# My stars disappeared before my eyes



## Uberingdude (May 29, 2017)

This morning I clicked on my ratings to see what it's at. It showed that I had 285 five stars. Suddenly the number change to 283 five stars.
Man! Only thing that makes sense is someone changed their rating in retaliation after seeing I gave them less than five stars.


----------



## Abraxas79 (Feb 7, 2016)

Keep after support for an explanation. They are suppose to bring more clarity to their bogus rating system.


----------



## UBERPROcolorado (Jul 16, 2017)

Got the answer. Per support it only occurs when a rating is changed by the rider. This rating battle is crazy and in my opinion a waste of time. I give all riders 5 stars unless the police get involved. That way I don't have to worry.


----------



## A T (Aug 3, 2016)

Uberingdude said:


> This morning I clicked on my ratings to see what it's at. It showed that I had 285 five stars. Suddenly the number change to 283 five stars.
> Man! Only thing that makes sense is someone changed their rating in retaliation after seeing I gave them less than five stars.

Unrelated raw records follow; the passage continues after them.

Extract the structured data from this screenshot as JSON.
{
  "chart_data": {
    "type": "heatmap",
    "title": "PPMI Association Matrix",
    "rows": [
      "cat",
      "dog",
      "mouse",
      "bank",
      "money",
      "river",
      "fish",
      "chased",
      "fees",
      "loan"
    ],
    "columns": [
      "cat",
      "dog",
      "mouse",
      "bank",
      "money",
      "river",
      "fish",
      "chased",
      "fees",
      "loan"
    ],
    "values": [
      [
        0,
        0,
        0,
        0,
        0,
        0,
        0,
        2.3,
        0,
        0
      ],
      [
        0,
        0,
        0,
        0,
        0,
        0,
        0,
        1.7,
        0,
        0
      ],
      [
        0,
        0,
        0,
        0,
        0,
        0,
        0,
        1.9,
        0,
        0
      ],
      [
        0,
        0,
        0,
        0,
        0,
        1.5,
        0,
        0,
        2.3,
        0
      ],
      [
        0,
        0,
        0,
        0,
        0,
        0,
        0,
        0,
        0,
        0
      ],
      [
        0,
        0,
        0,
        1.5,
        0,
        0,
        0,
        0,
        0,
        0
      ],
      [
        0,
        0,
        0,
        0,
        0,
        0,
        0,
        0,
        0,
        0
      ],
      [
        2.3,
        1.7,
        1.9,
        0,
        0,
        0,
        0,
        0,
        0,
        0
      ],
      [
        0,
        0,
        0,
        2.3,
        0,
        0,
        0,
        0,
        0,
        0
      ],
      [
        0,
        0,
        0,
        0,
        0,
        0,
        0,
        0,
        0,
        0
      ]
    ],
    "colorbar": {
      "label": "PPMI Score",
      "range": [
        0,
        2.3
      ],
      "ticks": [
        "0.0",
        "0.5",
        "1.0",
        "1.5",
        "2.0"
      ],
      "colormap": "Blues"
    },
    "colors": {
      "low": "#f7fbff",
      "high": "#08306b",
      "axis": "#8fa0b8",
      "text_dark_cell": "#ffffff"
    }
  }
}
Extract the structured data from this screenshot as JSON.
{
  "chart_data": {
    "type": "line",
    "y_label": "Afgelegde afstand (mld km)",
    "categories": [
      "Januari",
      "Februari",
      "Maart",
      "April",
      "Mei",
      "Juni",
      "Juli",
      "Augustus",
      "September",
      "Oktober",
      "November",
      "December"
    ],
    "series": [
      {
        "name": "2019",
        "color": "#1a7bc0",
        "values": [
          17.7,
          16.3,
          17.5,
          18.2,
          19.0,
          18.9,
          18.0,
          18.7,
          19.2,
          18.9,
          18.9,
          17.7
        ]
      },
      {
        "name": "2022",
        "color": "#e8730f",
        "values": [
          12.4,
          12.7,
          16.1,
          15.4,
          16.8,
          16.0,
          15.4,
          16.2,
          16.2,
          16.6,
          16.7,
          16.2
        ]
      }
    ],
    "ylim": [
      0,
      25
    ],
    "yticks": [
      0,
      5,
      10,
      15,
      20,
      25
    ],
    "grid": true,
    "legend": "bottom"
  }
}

Give all passengers five stars in the beginning take notes on the passengers you want to give less than five stars 2 wait about 3 weeks then rewrite the passengers accordingly that's what I do haven't had any problems with ratings



Abraxas79 said:


> Keep after support for an explanation. They are suppose to bring more clarity to their bogus rating system.

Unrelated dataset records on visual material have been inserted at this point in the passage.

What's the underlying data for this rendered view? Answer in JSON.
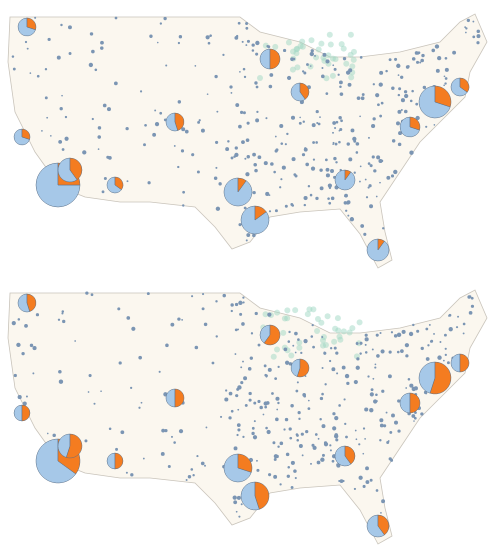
{
  "colors": {
    "blue": "#a6c8e8",
    "orange": "#f47c20"
  },
  "maps": [
    {
      "pies": [
        {
          "blue": 70,
          "orange": 30
        },
        {
          "blue": 75,
          "orange": 25
        },
        {
          "blue": 60,
          "orange": 40
        },
        {
          "blue": 70,
          "orange": 30
        },
        {
          "blue": 65,
          "orange": 35
        },
        {
          "blue": 55,
          "orange": 45
        },
        {
          "blue": 50,
          "orange": 50
        },
        {
          "blue": 90,
          "orange": 10
        },
        {
          "blue": 85,
          "orange": 15
        },
        {
          "blue": 70,
          "orange": 30
        },
        {
          "blue": 65,
          "orange": 35
        },
        {
          "blue": 90,
          "orange": 10
        },
        {
          "blue": 90,
          "orange": 10
        },
        {
          "blue": 60,
          "orange": 40
        },
        {
          "blue": 70,
          "orange": 30
        }
      ]
    },
    {
      "pies": [
        {
          "blue": 50,
          "orange": 50
        },
        {
          "blue": 65,
          "orange": 35
        },
        {
          "blue": 45,
          "orange": 55
        },
        {
          "blue": 55,
          "orange": 45
        },
        {
          "blue": 50,
          "orange": 50
        },
        {
          "blue": 50,
          "orange": 50
        },
        {
          "blue": 40,
          "orange": 60
        },
        {
          "blue": 70,
          "orange": 30
        },
        {
          "blue": 55,
          "orange": 45
        },
        {
          "blue": 45,
          "orange": 55
        },
        {
          "blue": 50,
          "orange": 50
        },
        {
          "blue": 60,
          "orange": 40
        },
        {
          "blue": 60,
          "orange": 40
        },
        {
          "blue": 45,
          "orange": 55
        },
        {
          "blue": 50,
          "orange": 50
        }
      ]
    }
  ]
}
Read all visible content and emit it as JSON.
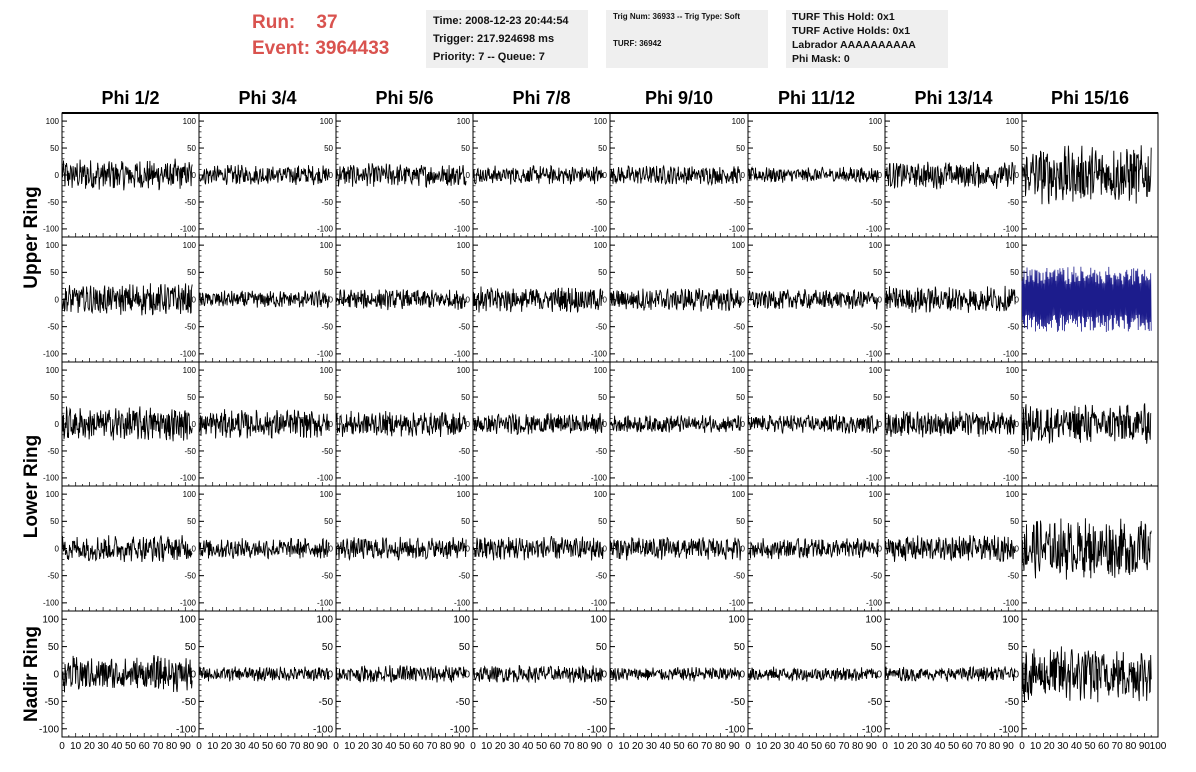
{
  "header": {
    "run_label": "Run:",
    "run_value": "37",
    "event_label": "Event:",
    "event_value": "3964433"
  },
  "info_time": {
    "time": "Time: 2008-12-23 20:44:54",
    "trigger": "Trigger: 217.924698 ms",
    "priority": "Priority: 7 -- Queue: 7"
  },
  "info_trig": {
    "trig": "Trig Num: 36933 -- Trig Type: Soft",
    "turf": "TURF: 36942"
  },
  "info_turf": {
    "hold": "TURF This Hold: 0x1",
    "active": "TURF Active Holds: 0x1",
    "labrador": "Labrador AAAAAAAAAA",
    "phimask": "Phi Mask: 0"
  },
  "colors": {
    "header_text": "#d9534f",
    "info_bg": "#efefef",
    "trace": "#000000",
    "highlight_trace": "#1c1c8c"
  },
  "chart_data": {
    "type": "line",
    "columns": [
      "Phi 1/2",
      "Phi 3/4",
      "Phi 5/6",
      "Phi 7/8",
      "Phi 9/10",
      "Phi 11/12",
      "Phi 13/14",
      "Phi 15/16"
    ],
    "ring_labels": [
      "Upper Ring",
      "Lower Ring",
      "Nadir Ring"
    ],
    "rows": 5,
    "ylim": [
      -115,
      115
    ],
    "yticks_rows_1_4": [
      100,
      50,
      0,
      -50,
      -100
    ],
    "ytick_labels_rows_1_4": [
      "100",
      "50",
      "0",
      "-50",
      "-100"
    ],
    "yticks_row_5": [
      100,
      50,
      0,
      -50,
      -100
    ],
    "ytick_labels_row_5": [
      "100",
      "50",
      "0",
      "-50",
      "-100"
    ],
    "xlim": [
      0,
      100
    ],
    "xticks": [
      0,
      10,
      20,
      30,
      40,
      50,
      60,
      70,
      80,
      90,
      100
    ],
    "xtick_labels": [
      "0",
      "10",
      "20",
      "30",
      "40",
      "50",
      "60",
      "70",
      "80",
      "90",
      "100"
    ],
    "highlighted_panel": {
      "row": 2,
      "col": 8
    },
    "amplitude_by_row_col": [
      [
        22,
        14,
        16,
        13,
        13,
        11,
        19,
        40
      ],
      [
        22,
        12,
        14,
        18,
        16,
        14,
        18,
        55
      ],
      [
        24,
        20,
        18,
        15,
        12,
        13,
        18,
        28
      ],
      [
        18,
        14,
        16,
        17,
        16,
        14,
        18,
        42
      ],
      [
        25,
        10,
        12,
        12,
        10,
        10,
        10,
        38
      ]
    ]
  }
}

What support? Stuff hasn't changed. Uber will stick by their bogus rating system till the day they get sued or go under?


----------



## Uberingdude (May 29, 2017)

A T said:


> Give all passengers five stars in the beginning take notes on the passengers you want to give less than five stars 2 wait about 3 weeks then rewrite the passengers accordingly that's what I do haven't had any problems with ratings
> 
> What support? Stuff hasn't changed. Uber will stick by their bogus rating system till the day they get sued or go under?


 how do I request to change ratings again?


----------